Thank you very much for your time and for your explanation. I don’t know where the mistake could have been. I haven’t changed anything since last night, and when I turned it back on today, everything works great.
Probably an old IT trick called rebooting helped.
Here is a photo of my IKEA Vindriktning Air Quality Sensor
One others thing that I recognized: in have another one which I’m using with the original PCB attach and just reading the UART. I had also some struggles with the esp32 but since I was using RXD2 and giving the UART a name which I added in the sensor as well, at least this pm1006 was working.
What sensor do you have attached to yours? Is that the CO2 sensor from the website? That is a really steep choice for 1418 CZK…
Then what is your final bill at the end? Around 3000 CZK? Does it worth it?
The PM1006 makes it cheap and unreliable but the other equipment seems to be at a different level compared to the PM1006. Nice work!
Thanks for adding the link. As a newbie, I can only add a limited amount of links and images to a post.
Yes, I used a high quality and expensive Sensirion CO2 sensor combined with a very inaccurate PM1006. It really doesn’t seem like a good idea. I will probably place the CO2 sensor completely outside the box. The sensor has a thermometer and hygrometer integrated in it, and measures 5°C higher because it is placed directly above the ESP. When you flash new firmware, the temperature will increase by 8°C for a short time.
I will probably place the CO2 sensor in a separate unit and get the data for the display from Home Assistant.
I fell for that trap too with a DIY device as a lot of people do the first time it seems.
As quick mitigation, I found that calibration (like in my charts a few posts up), can get temp within 1% (which is probably ok for most use cases) and humidity back to useful values too (~ ± 5%).
Apparently heat can come from and be transmitted by a number of sources (for example via the wires).
I think i found the issue with some devices not working when using them without the IKEA MCU.
I contacted Cubic about this sensor, and their engineer told that when the sensor doesn’t receive a request within 5s after boot it will go into PWM mode. (This information is missing in the translated datasheet of the PM1006, but it is actually the same as the PM1006K)
With that information I attached the scope to it when booting, and I noticed that immediately when the data lines become high ESPHome sends the request, so that got me thinking it might be that some sensors may require a little more startup time to be able to read the requests.

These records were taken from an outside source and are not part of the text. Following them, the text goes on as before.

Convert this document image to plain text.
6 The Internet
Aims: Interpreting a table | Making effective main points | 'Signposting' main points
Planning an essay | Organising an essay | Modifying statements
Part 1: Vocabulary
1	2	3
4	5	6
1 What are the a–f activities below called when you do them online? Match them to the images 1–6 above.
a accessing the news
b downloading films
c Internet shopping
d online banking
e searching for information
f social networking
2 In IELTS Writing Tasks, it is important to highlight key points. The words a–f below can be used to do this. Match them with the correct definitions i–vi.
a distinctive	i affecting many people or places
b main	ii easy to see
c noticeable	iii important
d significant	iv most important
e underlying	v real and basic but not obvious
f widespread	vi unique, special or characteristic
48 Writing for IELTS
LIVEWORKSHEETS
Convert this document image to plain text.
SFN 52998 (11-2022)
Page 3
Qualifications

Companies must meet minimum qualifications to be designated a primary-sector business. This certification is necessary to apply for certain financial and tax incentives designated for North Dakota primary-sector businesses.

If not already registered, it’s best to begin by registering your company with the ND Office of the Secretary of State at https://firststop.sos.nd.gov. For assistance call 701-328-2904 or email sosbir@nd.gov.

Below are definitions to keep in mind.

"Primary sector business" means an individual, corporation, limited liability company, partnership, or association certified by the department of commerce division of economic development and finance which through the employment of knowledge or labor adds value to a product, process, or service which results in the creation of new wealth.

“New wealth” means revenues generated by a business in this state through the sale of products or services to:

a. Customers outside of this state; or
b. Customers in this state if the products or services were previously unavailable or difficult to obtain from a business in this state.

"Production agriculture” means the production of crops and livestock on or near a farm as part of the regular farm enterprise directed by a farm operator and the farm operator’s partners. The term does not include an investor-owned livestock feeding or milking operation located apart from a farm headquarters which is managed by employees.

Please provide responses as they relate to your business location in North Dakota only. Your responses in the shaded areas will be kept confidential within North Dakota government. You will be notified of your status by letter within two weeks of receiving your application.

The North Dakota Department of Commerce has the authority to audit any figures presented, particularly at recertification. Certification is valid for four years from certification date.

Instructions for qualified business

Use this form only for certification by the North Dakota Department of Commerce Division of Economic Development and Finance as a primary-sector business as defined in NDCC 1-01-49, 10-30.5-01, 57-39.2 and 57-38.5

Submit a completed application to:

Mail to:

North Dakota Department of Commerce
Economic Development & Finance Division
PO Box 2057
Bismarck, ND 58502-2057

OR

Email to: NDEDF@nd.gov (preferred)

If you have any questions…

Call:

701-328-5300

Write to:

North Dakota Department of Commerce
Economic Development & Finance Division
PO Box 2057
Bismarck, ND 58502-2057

I added the following automation to my config and now it’s working!
on_boot:
priority: 240
then:
- uart.write:
id: ikea #id of the uart bus used for the PM1006
data: [0x11, 0x02, 0x0B, 0x01, 0xE1]
@Habbie can you confirm when the first data request is being send to the sensor?
And @Meinereiner can you maybe also try if this automation can make the “dead” sensor alive again?
I don’t have more sensors to test this “fix” on and I’m curious if it really is that simple.
I’m trying to build this thing, but I don’t get any data from the sensor. My Wemos Mini D1 is powered from the original PCB. The wemos works correctly. I have also attached a mhz19 co2 sensor. This one works fine too (update every 60s). The fan is also powered from the wemos. The fan works too.
I’ve connected the 2nd from the left pad to D3 on the Wemos. This should be correct, right? I have even replaced the wire and soldered it again, but still no succes.
Edit:
Never mind. I tried another pin D5 and then it worked fine. I guess D3 is one of those special pins.
I’ve had the Vinketering running for a couple months now. But lately, occasionally it’s giving very low (stable) values. Like 1-2ug/m3. Before, it never went below 5-6.
I don’t have an air purifier or similar.
Yes, have experienced the exact same. But have also seen the stable readings go back up. I think that this is due to the air quality of the outside air that is influencing the air inside your home, which can change over time?
From what I have read, the air in NL should be around 5-6 ug/m3 on a “clean air day”. And I live in a city.
1-2 ug/m3 I’d expect to read in the middle of the jungle 1000km from any industrial machine.
I was thinking that maybe, since I smoke indoors, the sensor was getting a bias. Or it has autocalibrated itself while the air was dirty from sigarette smoke.
I am using the same combination of sensors as you do. For me the primary goal was CO2 so the Sensirion does its job. And the PM25 is just a bonus
I use the same board from LaskaKit and transformed the provided example code to ESPhome configuration. So now it is perfectly aligned with HASS and no programming needed. If anyone would be interested I can share …
Ciao and thanks for your guide!
Did you cut the PCB from one side to the other (from the front to the back)?
And how ‘long’ did you make the cut? How much left and right did you go from R3 and R4?